1945 Newspaper Headlines

1945 was an incredibly significant year for the whole world. But what happened in 1945 to make this year so important? 1945 saw the official end of World War II, as the Allied and Soviet forces stormed Germany, liberating concentration camps, closing in on Berlin, and initiating the Nazi surrender. Adolf Hitler and his wife of just one day, Eva Braun, commit suicide in the bunker they were hiding in moments before the Soviets could reach them.

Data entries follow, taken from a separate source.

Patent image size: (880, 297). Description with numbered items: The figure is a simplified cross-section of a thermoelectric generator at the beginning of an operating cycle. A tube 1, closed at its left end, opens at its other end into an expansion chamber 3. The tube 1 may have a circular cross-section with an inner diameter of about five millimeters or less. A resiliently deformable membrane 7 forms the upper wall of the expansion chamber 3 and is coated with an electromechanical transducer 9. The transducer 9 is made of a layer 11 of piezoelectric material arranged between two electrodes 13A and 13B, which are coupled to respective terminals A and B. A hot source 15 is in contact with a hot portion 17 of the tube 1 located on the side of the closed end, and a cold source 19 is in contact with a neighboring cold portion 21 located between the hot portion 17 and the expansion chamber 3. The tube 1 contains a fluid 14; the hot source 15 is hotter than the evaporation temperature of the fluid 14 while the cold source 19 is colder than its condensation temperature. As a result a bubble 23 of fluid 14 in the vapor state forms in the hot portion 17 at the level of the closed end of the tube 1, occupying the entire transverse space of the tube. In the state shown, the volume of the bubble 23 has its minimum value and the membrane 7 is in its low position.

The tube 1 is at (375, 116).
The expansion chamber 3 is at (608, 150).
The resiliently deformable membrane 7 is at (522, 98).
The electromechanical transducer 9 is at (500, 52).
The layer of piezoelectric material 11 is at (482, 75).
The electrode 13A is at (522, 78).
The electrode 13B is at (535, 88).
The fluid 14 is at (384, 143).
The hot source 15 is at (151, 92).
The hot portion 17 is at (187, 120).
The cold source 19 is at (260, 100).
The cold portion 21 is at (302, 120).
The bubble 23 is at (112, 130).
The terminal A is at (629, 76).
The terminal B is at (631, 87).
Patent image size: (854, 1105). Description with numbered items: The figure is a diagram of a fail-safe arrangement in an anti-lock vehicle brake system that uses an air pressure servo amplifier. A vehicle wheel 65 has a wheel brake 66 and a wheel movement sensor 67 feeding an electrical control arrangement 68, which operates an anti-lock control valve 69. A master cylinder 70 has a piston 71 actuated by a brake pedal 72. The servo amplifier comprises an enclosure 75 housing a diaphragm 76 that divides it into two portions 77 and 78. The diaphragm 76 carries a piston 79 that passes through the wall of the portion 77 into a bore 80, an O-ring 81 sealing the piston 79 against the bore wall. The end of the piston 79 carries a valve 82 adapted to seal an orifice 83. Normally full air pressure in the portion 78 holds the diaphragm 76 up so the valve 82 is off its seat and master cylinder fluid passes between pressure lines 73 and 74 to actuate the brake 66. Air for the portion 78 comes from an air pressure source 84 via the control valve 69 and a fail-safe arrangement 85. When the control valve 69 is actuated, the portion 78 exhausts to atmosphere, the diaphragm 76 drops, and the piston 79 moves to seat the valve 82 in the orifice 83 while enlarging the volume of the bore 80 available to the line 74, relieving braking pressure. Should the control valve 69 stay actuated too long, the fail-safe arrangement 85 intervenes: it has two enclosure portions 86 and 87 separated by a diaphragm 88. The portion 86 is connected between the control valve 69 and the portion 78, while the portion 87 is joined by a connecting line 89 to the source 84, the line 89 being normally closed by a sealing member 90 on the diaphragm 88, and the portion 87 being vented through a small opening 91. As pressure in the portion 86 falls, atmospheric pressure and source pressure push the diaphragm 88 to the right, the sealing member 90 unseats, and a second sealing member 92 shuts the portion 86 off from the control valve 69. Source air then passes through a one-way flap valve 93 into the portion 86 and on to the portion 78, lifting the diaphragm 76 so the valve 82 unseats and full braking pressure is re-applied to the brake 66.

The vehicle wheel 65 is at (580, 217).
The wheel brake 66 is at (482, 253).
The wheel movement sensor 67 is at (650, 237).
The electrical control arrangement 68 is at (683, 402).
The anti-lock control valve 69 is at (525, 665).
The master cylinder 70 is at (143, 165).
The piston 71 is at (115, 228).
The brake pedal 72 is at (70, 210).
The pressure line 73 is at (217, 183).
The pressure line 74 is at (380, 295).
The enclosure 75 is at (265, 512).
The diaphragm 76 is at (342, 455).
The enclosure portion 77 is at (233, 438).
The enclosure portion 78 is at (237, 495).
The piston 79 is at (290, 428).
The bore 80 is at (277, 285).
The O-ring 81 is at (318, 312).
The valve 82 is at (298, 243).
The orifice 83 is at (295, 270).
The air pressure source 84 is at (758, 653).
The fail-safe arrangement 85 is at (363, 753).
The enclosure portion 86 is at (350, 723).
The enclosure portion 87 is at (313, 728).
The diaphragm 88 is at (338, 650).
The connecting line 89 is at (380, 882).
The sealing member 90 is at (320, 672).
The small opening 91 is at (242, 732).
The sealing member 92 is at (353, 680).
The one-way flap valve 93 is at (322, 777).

The final allied leadership conference would take place a while later, and Stalin, Churchill and Truman would meet to discuss the end of World War II and how to proceed at the Potsdam Conference. World War II had ended, but there was a long road ahead to recuperation from the turmoil and destruction it had left in its wake. These 1945 newspaper articles explore what happened during the end of World War II and its aftermath, and paint a clear picture of how it felt to be there at the time.

January 20, 1945
Franklin D. Roosevelt is inaugurated to an unprecedented fourth term as President. No president before, or since, has ever reached a third term in office.

January 27, 1945
The Second World War Holocaust: The Auschwitz and Birkenau concentration camps are liberated by the 322nd Rifle Division of the Red (Soviet Union) Army.

February 4, 1945
President Franklin D. Roosevelt, Prime Minister Winston Churchill and Soviet leader Joseph Stalin begin the week-long Yalta Conference, during which they discuss Europe’s post-war organisation.

February 13, 1945
The Royal Air Force bombs Dresden in Germany.

February 23, 1945 
The Battle of Iwo Jima: A group of United States Marines reach the top of Mount Suribachi on the island and are photographed raising the American flag. The photo taken by Joe Rosenthal, Raising the Flag, later wins a Pulitzer Prize.

February 1945
Annelies Marie “Anne” Frank dies in the Bergen-Belsen concentration camp, following an outbreak of typhus in the prison. She later gains posthumous fame due to the publication of the diary that she had written whilst hiding during the German occupation of the Netherlands.

March 4, 1945
Princess Elizabeth, later Queen Elizabeth II, joins the British Army as a driver.

April 12, 1945
President Franklin Delano Roosevelt (b. 1882) dies suddenly at Warm Springs in Georgia; Vice President Harry S. Truman becomes the 33rd President.

April 28, 1945
Italian dictator Benito Mussolini and his mistress Clara Petacci are executed by Italian partisans as they attempt to flee the country. Their bodies are then hung by their heels in the public square of Milan.

30th April 1945
Adolf Hitler and his wife of one day, Eva Braun, commit suicide as the Red Army approaches the Führerbunker in Berlin. Karl Dönitz succeeds Hitler as President of Germany and Joseph Goebbels briefly succeeds Hitler as Chancellor of Germany, before his own suicide the following evening.

8th May 1945
Nazi Germany surrenders and V-E Day (Victory in Europe Day) commemorates the end of the Second World War.

July 16, 1945 
The Trinity test detonates the world’s first atomic bomb.

July 21, 1945 
President Harry Truman approves the order for atomic bombs to be used against Japan.

July 26, 1945
Winston Churchill resigns as Britain’s Prime Minister after his Conservative Party is soundly defeated by the Labour Party in the 1945 general election. Clement Attlee becomes the new Prime Minister.

August 6, 1945
The United States detonates an atomic bomb nicknamed “Little Boy” on the Japanese City of Hiroshima. The bomb explodes at 08.15am local time and instantly kills 80,000 people. By the end of the year, many more thousands of fatalities are recorded due to radiation poisoning. This was the first atomic bomb used on civilians.

September 2, 1945
The official end of the Second World War: The final surrender of Japan, from a delegation aboard the battleship ‘Missouri’, is accepted by Supreme Allied Commander General Douglas MacArthur and Fleet Admiral Chester Nimitz.

October 24, 1945
The United Nations is founded.

November 29, 1945
Assembly of the world’s first general purpose electronic computer, the Electronic Numerical Integrator and Computer (ENIAC), is completed. It covers 1,800 square feet (170 m2) of floor space.

December 4, 1945 
The United States Senate approves the entry of the United States into the United Nations by a vote of 65-7.